A VELHA MAIS VELHA
Era uma velha muito velha, muito velha, tão velha que não havia velha mais velha do que ela.
Um dia, estava a velha a ver televisão, num aparelho também muito velho, quando anunciaram que iam fazer um concurso para proclamar a velha mais velha do mundo. Todas as velhas do mundo podiam concorrer.
- Para quê tanta complicação? Já se sabe que a velha mais velha de todas sou eu.
Mas não se deu ao trabalho de concorrer.
Dias depois, começaram a desfilar, na televisão, velhas e mais velhas, algumas apoiadas a bengalas, outras ajudadas pelos bisnetos.

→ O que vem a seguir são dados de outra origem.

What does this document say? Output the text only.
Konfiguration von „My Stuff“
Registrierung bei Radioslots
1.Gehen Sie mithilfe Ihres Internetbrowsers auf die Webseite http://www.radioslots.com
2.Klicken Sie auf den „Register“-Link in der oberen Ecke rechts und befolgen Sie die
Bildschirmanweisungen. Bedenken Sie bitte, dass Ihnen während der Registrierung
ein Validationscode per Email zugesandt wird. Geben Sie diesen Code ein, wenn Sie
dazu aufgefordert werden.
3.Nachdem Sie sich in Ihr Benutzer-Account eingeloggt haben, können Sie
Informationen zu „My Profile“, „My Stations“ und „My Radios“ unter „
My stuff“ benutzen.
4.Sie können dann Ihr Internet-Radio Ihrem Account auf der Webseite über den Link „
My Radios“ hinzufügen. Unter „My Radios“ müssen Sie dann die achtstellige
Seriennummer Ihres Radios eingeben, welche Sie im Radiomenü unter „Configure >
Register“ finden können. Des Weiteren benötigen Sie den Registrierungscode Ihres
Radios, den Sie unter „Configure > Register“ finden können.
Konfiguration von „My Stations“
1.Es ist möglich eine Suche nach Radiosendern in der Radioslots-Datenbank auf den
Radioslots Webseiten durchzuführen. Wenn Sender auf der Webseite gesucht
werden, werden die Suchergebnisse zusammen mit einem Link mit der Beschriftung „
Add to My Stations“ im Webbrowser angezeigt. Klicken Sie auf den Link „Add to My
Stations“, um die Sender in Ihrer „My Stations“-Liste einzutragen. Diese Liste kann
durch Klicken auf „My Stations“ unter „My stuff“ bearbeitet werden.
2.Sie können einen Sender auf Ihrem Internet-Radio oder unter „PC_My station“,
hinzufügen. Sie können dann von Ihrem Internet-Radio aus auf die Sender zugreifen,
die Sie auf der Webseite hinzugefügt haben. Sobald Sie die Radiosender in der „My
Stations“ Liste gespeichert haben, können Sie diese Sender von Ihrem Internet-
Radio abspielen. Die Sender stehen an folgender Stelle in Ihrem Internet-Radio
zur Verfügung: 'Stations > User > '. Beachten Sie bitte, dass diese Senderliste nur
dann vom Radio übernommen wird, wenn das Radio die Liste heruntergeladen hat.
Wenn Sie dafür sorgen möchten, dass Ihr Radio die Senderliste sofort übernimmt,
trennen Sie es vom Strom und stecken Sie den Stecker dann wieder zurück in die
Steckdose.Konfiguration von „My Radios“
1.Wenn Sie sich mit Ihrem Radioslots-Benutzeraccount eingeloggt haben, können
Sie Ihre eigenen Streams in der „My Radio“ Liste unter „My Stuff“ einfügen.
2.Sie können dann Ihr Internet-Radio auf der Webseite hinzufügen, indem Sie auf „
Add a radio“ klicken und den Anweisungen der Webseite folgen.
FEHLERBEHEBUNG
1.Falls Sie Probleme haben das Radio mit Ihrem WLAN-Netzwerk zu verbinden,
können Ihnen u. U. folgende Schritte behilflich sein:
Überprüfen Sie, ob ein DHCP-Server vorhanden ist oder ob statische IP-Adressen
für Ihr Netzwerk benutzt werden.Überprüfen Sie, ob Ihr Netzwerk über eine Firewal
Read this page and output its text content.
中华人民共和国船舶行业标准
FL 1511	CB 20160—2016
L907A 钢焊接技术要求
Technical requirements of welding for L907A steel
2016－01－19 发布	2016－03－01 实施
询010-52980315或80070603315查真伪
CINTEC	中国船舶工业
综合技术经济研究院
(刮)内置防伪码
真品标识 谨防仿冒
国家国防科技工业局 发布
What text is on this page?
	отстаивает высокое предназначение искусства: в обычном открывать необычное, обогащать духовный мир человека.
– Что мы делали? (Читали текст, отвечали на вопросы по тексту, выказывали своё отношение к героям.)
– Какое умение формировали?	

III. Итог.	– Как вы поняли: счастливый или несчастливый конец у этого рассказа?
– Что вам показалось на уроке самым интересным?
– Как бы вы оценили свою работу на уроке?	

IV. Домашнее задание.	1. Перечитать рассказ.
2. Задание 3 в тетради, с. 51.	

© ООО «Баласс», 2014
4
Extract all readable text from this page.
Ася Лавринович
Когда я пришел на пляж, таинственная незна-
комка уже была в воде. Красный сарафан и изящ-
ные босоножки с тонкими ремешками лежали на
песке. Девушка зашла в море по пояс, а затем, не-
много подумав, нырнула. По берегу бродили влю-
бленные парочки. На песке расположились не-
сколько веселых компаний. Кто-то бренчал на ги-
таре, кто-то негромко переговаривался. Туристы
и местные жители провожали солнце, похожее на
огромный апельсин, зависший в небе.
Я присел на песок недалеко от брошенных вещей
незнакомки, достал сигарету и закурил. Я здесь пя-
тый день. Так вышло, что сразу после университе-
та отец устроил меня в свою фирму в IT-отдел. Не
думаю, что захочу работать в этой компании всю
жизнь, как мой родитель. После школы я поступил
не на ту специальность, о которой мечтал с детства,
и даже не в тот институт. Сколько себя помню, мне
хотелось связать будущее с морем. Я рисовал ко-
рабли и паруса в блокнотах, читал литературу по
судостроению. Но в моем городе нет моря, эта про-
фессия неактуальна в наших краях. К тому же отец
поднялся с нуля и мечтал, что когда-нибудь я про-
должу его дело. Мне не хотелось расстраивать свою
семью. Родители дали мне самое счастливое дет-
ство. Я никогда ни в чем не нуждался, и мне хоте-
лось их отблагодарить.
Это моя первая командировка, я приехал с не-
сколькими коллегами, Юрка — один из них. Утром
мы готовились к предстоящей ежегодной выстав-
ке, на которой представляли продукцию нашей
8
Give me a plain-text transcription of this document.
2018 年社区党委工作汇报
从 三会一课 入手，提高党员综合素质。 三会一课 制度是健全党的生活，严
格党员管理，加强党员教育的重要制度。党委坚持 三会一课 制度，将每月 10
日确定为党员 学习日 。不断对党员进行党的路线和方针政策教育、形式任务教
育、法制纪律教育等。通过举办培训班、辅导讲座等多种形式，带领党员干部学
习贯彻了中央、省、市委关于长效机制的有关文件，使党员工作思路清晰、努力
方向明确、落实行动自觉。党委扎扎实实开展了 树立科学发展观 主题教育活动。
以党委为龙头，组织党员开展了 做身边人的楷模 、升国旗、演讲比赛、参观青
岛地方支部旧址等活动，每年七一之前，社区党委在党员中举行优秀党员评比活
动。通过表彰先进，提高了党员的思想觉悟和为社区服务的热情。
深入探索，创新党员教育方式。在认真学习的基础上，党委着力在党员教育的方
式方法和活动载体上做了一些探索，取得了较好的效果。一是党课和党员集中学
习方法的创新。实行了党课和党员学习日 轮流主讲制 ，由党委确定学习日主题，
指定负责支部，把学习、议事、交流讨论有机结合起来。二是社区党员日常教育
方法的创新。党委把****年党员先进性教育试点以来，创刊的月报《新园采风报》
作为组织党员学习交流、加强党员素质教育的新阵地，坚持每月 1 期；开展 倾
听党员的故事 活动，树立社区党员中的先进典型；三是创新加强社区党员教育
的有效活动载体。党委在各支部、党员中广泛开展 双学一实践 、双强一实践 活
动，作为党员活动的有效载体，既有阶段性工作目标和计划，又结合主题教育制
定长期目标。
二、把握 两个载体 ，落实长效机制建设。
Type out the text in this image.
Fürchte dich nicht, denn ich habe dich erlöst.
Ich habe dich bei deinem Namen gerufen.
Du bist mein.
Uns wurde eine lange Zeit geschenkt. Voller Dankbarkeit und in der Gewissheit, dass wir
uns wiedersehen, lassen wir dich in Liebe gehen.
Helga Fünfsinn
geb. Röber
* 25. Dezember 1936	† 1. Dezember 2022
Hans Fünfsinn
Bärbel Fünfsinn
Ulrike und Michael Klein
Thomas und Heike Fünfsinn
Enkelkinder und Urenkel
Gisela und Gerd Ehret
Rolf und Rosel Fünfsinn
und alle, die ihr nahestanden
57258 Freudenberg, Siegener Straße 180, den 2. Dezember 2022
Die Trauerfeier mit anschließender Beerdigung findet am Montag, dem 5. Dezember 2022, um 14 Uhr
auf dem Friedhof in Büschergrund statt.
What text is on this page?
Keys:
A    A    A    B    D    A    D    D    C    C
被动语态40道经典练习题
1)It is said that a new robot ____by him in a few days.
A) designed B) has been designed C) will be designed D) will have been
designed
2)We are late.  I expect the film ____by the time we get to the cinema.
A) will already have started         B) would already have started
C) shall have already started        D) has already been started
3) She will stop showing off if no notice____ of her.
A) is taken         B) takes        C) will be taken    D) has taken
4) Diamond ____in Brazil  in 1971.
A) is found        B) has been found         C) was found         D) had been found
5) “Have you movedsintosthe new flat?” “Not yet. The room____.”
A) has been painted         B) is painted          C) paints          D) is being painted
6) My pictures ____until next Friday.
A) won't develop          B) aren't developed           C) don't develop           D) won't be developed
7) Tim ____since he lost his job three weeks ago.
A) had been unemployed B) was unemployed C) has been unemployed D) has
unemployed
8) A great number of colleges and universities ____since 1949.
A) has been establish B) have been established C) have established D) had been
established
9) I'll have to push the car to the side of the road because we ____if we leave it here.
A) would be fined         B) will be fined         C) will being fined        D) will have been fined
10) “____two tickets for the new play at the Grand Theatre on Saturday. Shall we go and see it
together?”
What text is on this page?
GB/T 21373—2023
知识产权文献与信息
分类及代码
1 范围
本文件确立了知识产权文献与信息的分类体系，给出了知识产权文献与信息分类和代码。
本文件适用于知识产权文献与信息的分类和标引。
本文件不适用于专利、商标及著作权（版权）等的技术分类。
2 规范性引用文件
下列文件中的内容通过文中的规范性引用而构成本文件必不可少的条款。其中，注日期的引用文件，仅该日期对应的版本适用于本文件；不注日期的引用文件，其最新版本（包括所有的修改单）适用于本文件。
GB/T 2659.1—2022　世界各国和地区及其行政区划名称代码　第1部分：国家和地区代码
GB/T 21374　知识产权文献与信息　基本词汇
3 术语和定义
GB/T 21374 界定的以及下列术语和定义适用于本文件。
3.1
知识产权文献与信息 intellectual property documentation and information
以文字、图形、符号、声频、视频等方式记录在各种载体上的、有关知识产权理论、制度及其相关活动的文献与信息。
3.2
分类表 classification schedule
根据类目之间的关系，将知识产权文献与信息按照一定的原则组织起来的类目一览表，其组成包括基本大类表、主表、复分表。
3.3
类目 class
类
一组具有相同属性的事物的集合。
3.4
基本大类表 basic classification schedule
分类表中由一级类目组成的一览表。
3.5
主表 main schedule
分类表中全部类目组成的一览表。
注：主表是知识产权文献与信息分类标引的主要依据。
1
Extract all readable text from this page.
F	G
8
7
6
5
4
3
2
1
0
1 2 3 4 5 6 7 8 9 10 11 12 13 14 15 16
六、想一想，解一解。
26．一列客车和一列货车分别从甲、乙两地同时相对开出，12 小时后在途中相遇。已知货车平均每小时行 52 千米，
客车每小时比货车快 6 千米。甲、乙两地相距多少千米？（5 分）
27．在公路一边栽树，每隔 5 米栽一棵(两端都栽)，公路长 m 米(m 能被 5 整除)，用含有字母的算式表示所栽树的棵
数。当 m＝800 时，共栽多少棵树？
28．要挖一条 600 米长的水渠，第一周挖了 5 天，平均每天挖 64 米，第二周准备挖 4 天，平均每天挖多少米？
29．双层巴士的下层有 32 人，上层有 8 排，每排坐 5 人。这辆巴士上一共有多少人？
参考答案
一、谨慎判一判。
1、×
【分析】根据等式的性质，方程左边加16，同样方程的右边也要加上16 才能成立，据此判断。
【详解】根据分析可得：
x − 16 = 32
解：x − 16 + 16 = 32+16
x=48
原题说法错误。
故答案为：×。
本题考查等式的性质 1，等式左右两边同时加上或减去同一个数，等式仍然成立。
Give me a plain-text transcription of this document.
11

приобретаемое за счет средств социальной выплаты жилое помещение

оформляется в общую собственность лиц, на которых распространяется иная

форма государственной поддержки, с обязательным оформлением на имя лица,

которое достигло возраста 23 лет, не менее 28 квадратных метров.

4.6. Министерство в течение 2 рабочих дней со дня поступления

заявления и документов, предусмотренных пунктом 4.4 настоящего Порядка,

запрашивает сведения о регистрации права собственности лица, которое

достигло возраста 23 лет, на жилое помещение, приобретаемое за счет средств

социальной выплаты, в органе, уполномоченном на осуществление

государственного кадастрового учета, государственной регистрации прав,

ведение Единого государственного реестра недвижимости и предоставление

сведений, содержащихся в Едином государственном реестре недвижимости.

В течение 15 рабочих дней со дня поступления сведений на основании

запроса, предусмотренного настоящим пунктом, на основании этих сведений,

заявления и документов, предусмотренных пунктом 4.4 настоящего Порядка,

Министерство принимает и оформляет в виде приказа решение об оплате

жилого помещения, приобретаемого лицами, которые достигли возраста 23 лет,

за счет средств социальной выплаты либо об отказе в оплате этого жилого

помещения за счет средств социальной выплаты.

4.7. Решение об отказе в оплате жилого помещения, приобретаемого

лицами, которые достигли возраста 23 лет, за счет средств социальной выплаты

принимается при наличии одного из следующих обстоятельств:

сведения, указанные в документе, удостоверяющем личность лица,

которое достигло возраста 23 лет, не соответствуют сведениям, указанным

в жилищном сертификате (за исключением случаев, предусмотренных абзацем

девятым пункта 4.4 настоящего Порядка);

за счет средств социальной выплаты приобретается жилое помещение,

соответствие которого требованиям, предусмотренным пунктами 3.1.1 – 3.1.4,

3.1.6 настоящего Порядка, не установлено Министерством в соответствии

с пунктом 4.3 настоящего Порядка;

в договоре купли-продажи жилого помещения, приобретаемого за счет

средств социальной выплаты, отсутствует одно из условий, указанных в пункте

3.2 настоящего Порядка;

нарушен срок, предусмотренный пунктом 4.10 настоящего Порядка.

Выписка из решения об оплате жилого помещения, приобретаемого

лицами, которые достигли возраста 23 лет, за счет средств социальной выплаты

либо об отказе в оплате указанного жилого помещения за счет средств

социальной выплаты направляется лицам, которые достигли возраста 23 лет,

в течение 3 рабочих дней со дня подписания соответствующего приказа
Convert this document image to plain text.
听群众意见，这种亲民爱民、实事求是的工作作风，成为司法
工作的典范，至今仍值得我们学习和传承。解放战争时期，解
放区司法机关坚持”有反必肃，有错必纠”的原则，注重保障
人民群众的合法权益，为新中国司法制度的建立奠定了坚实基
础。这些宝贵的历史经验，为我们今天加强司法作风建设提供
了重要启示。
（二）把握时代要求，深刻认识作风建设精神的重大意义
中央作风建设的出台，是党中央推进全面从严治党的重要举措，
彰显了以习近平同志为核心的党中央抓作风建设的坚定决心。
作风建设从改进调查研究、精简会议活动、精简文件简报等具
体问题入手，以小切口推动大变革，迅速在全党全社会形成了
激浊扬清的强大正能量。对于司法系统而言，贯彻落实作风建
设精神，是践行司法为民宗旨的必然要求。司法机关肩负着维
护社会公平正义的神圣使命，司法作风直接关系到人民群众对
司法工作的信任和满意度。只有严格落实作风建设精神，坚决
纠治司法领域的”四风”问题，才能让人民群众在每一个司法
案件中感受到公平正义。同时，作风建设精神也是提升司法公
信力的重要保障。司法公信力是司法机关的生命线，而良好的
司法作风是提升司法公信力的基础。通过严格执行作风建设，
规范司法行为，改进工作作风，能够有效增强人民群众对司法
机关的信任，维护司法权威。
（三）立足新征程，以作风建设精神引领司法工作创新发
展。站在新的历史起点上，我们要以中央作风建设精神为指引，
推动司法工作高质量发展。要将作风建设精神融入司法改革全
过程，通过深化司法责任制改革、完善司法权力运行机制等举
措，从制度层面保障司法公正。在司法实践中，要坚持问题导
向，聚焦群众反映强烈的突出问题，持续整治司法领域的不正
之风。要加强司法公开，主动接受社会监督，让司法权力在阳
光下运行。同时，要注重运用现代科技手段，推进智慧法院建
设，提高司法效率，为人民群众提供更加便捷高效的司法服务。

A nossa velha muito velha ria-se:
- Olha para aquela, que podia ser minha filha? E aquela, quando nasceu, já eu usava dentadura? E aquela, que ridícula, tão nova, a fingir que é velha?
Até que o aparelho de televisão se avariou. A velha deu-lhe uns safanões, mas o televisor não se convenceu. Continuou sem dar nem som nem imagem. Só ruídos. Estava velho.
A velha foi bater à porta de um vizinho, para continuar a ver o concurso de velhas, mas o vizinho estava a ver um concurso de misses, e não quis mudar de canal.
Então a velha, muito enervada, resolveu ir à estação de televisão, onde se realizava o concurso para apuramento da velha mais velha do mundo. Estava com curiosidade em saber quem é que escolhiam como vencedora. O azar foi que o táxi em que se meteu se enfiou por uma rua com muito trânsito e, quando a velha chegou, já o concurso tinha acabado.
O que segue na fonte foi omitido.